Evans, who took the lead in overseeing the project, says, “We wanted a person of color. There was a comfort level there, a vernacular. With Brigette we spoke the same cultural language. I enjoyed that connection,” he continues, adding, with a nod toward his other half, “I’m always drawn to strong women.”
Romanek says her starting point was “bringing the beautiful love of Misty and Olu into the apartment. They are a fantastic couple, they make each other better, and they are so hardworking. It had to be functional and full of color and life. I envision them coming home after an incredible performance, after creating a thing of beauty, and being in the next beautiful thing.” To that end, the designer riffed on Copeland’s brief—“relaxed grandeur, not precious, pretty, dreamy”—by bringing in cozy, sumptuous fabric. The assorted velvets, silks, and linens all introduce a tactile yumminess she calls “livable luxe.”

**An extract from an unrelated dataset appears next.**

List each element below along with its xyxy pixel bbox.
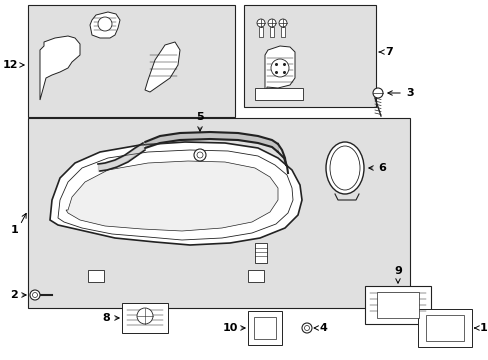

In the living room, that translated to regal blue velvet upholstery (“Brigette pushed us with color,” Evans notes. “She calls it her ‘funky’ side”) and a custom walnut wall cabinet to house the TV and their collection of personal photos. In the adjoining dining area, a generously proportioned chandelier that looks like a vintage find but comes from Circa Lighting reflects glamorously in a mirrored wall, which itself enlarges the space. For the couple’s bedroom, Romanek suggested a lush silk rug (“It had to feel good under Misty’s feet,” she says laughing) and upholstered the walls and headboard in creamy, cocooning suede. “We started with a box, and now we have a jewelry box,” says Romanek, who brought on architect Jeffery Povero to work on parts of the project.
Despite the glittering beauty of the decorating scheme, Copeland insists, “We live hard! We are not delicate people. We needed things that would age well.” Pausing a beat, the elegant ballerina reveals, “My nickname is Bamm-Bamm.” The couple say that the open living-dining room is their favorite space. “We love to entertain,” avers Evans. And Copeland, the chef in the family, mentions the newly refreshed and brightened kitchen as a particular happy place. (Her 2017 book Ballerina Body, another best seller, features her own recipes and nutrition tips; she is also a host of LG Signature’s new Notes From the Cellar wine-and-cooking series.)

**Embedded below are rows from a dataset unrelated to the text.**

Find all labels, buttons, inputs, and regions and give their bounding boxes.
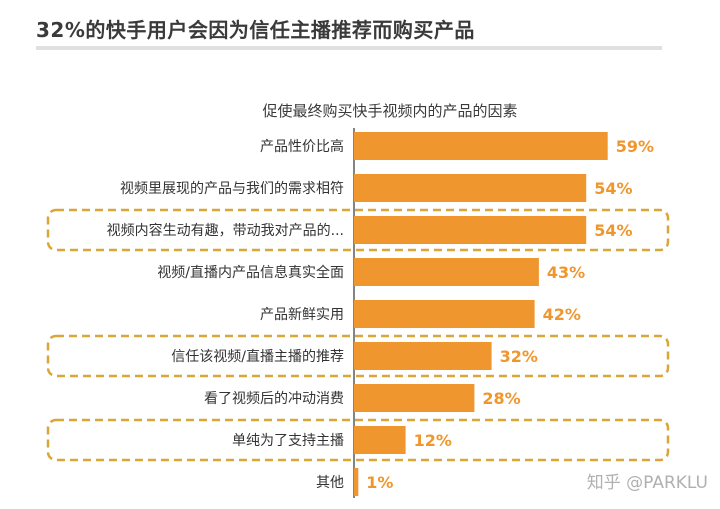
bar	[354, 426, 406, 454]
value-label: 54%	[594, 221, 632, 240]
page-title: 32%的快手用户会因为信任主播推荐而购买产品	[36, 18, 475, 42]
bar	[354, 216, 587, 244]
value-label: 42%	[543, 305, 581, 324]
category-label: 视频里展现的产品与我们的需求相符	[120, 181, 344, 197]
chart-title: 促使最终购买快手视频内的产品的因素	[262, 102, 518, 120]
value-label: 43%	[547, 263, 585, 282]
bar	[354, 174, 587, 202]
category-label: 产品新鲜实用	[260, 307, 344, 323]
value-label: 1%	[366, 473, 393, 492]
highlight-box	[46, 208, 670, 252]
highlight-box	[46, 334, 670, 378]
value-label: 28%	[482, 389, 520, 408]
value-label: 54%	[594, 179, 632, 198]
category-label: 其他	[316, 475, 344, 491]
bar	[354, 300, 535, 328]
bar	[354, 258, 539, 286]
category-label: 信任该视频/直播主播的推荐	[171, 348, 344, 365]
value-label: 12%	[414, 431, 452, 450]
highlight-box	[46, 418, 670, 462]
bar	[354, 342, 492, 370]
title-divider	[36, 46, 662, 50]
value-label: 32%	[500, 347, 538, 366]
value-label: 59%	[616, 137, 654, 156]
bar	[354, 132, 608, 160]
category-label: 单纯为了支持主播	[232, 433, 344, 449]
watermark: 知乎 @PARKLU	[586, 473, 708, 493]
category-label: 视频/直播内产品信息真实全面	[157, 264, 344, 281]
bar	[354, 384, 475, 412]
category-label: 视频内容生动有趣，带动我对产品的...	[107, 222, 344, 239]
bar	[354, 468, 359, 496]
category-label: 看了视频后的冲动消费	[204, 391, 344, 407]
category-label: 产品性价比高	[260, 138, 344, 155]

But no matter how much they insist they are just a couple of clumsy, home-cooking homebodies, a peek into the impressive walk-in closet (formerly a bedroom) reveals an intense aspect of Copeland’s high-profile career: red carpets, endless events, and guest appearances. “My dressing room was my number-one priority,” says Copeland, who helped style and design it. “I was nervous about that space,” Romanek confesses. “I needed to nail it! Misty has so many events. She needed a place to be alone, to get dressed. Working with California Closets was great. We tried to give her exactly what she needs and what she wants. There is a place for dresses, for shoes, full-length mirrors, a generously sized island, and a spot for glam with good natural light…a lot of thought went into it.”

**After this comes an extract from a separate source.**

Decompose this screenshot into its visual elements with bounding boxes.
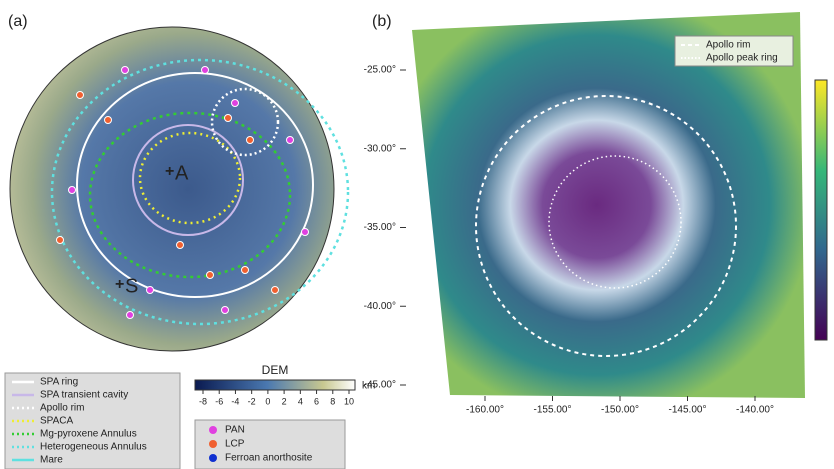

Another area of focus is the notable art collection Copeland and Evans are patiently building, composed largely of artists of color, including Lorna Simpson, Deborah Roberts, and Asuka Anastacia Ogawa. “Again, we seem to be drawn to women,” reflects Evans. The couple have been contentedly nesting in their new home throughout the COVID-19 quarantine, Evans working at the dining table and Copeland exercising at a movable ballet barre in the building’s gym until she can resume her calling onstage. “Being here for so many months, we have really made it our own—normally it would have taken years because of our work and travel schedules,” they say in perfect unison. Life in balance.